Japanese, South Korean ministers of foreign affairs agree to improve ties - Taipei Times

2022-07-18 17:45:15 By : Ms. Judy Ciler

The foreign ministers of South Korea and Japan yesterday reaffirmed the importance of bilateral ties and the three-way relationship with the US as they renewed efforts to mend relations amid the war in Ukraine and other global tensions.

South Korean Minister of Foreign Affairs Park Jin and his Japanese counterpart Yoshimasa Hayashi agreed to work together on the nuclear threat from North Korea and on the need to resolve a dispute over Japan’s colonial-era forced mobilization of Korean laborers, two foreign ministries said.

The nations’ ties have been strained mostly over historical issues, including forced labor leading up to and during World War II.

At the heart of the dispute are South Korean court rulings in 2018, which ordered two Japanese companies, Nippon Steel and Mitsubishi Heavy Industries, to compensate forced Korean laborers.

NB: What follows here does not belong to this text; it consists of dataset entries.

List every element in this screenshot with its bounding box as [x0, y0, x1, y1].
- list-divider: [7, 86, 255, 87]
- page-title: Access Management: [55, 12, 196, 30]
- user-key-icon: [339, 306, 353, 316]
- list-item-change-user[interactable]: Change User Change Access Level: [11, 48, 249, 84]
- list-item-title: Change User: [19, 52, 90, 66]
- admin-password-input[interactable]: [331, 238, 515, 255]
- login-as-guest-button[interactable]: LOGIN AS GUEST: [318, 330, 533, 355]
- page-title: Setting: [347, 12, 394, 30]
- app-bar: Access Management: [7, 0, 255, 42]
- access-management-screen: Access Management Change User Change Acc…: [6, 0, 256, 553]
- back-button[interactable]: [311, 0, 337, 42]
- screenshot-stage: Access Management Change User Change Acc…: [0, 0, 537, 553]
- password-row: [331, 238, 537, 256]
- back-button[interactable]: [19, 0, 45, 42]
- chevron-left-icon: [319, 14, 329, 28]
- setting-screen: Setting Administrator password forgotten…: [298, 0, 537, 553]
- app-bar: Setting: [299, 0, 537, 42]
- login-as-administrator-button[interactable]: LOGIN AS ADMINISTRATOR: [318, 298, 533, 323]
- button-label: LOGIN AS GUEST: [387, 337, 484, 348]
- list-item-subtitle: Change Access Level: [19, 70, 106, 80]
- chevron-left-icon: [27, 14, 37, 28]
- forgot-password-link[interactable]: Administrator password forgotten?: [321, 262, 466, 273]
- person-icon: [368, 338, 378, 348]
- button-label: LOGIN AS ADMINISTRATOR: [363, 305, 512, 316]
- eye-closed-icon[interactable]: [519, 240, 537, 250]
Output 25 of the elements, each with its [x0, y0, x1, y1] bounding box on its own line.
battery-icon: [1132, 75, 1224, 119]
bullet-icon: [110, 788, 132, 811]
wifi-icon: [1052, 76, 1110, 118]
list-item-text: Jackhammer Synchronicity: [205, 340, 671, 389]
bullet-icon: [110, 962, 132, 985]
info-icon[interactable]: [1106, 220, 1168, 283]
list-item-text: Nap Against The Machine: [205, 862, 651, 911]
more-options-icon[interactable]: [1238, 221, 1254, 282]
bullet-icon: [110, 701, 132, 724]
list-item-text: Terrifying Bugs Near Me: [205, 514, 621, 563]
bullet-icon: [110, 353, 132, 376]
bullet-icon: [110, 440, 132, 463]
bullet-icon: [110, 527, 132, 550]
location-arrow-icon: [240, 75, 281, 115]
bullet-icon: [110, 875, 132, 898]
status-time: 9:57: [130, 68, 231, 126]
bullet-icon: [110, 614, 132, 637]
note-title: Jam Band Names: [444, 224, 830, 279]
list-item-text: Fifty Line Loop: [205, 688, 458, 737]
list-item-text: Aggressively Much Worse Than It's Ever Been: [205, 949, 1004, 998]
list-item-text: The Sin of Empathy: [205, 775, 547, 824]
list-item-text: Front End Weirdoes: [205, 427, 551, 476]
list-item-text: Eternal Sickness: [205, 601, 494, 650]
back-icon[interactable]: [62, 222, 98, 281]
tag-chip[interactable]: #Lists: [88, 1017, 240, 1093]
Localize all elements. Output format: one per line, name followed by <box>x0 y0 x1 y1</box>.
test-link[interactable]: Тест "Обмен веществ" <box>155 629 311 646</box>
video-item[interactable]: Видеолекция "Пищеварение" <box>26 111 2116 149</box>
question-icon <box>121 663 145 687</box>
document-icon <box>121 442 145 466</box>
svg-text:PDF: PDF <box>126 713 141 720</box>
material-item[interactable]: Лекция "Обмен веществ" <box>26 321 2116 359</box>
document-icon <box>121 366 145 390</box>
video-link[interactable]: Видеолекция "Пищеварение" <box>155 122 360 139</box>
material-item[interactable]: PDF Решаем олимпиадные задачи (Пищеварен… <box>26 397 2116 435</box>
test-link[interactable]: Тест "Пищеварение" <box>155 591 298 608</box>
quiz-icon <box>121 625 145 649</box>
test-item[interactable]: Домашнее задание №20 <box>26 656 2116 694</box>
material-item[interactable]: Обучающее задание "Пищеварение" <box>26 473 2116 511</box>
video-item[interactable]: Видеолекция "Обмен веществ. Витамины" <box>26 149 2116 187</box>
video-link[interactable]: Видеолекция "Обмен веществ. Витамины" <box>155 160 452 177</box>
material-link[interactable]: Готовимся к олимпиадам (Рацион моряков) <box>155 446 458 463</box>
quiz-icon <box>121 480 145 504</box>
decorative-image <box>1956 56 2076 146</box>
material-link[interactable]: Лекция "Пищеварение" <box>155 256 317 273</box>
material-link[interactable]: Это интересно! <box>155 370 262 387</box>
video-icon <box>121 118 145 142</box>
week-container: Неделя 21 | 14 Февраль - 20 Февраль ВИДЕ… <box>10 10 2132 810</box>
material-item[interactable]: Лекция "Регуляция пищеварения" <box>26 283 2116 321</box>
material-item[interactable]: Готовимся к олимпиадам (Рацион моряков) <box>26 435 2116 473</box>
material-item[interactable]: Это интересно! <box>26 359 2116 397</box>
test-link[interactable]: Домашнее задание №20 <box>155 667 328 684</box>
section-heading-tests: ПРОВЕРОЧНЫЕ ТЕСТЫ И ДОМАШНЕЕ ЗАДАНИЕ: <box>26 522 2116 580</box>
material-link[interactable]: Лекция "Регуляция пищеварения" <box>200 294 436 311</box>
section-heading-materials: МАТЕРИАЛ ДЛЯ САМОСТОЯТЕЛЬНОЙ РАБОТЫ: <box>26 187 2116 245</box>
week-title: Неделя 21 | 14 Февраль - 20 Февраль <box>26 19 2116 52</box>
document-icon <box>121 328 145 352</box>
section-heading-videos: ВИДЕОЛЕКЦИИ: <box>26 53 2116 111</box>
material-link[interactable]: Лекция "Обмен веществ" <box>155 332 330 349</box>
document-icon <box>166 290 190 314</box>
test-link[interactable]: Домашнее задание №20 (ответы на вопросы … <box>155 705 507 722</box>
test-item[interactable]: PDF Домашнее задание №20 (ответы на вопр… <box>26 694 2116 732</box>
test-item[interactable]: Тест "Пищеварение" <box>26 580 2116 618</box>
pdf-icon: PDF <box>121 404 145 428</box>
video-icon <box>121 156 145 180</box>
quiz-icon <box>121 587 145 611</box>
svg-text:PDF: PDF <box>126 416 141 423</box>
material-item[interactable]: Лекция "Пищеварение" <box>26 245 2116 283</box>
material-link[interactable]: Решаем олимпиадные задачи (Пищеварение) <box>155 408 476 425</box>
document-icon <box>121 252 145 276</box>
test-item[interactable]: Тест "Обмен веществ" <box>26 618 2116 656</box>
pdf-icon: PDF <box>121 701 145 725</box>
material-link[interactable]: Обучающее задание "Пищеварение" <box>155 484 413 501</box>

The Japanese companies have refused to comply with the rulings, and the former laborers and their supporters have responded by pushing for the forced sale of corporate assets of Nippon Steel and Mitsubishi.

The ministers shared a view that the disputes over the forced laborers must be resolved at an early date, a South Korean foreign ministry statement said.

A Japanese statement said that Hayashi told Park that both sides need to build a constructive relationship based on the normalization of relations in 1965. Tokyo has long maintained that all compensation issues had been settled by then.

Since taking office in March, South Korean President Yoon Suk-yeol has been pushing to improve ties with Japan, and bolster trilateral security cooperation with Washington and Tokyo to better deal with North Korean nuclear threats.

At the start of the talks in Tokyo, Park and Hayashi bumped elbows and posed for cameras at the official guest house as they conversed softly in English. Both have attended schools in the US, while Park also studied in Japan.

The visit, the first by a South Korean foreign minister since November 2019, comes after the assassination of former Japanese prime minister Shinzo Abe, considered an influential figure in shaping Japan’s foreign policy.

Park expressed his condolences on Abe’s death.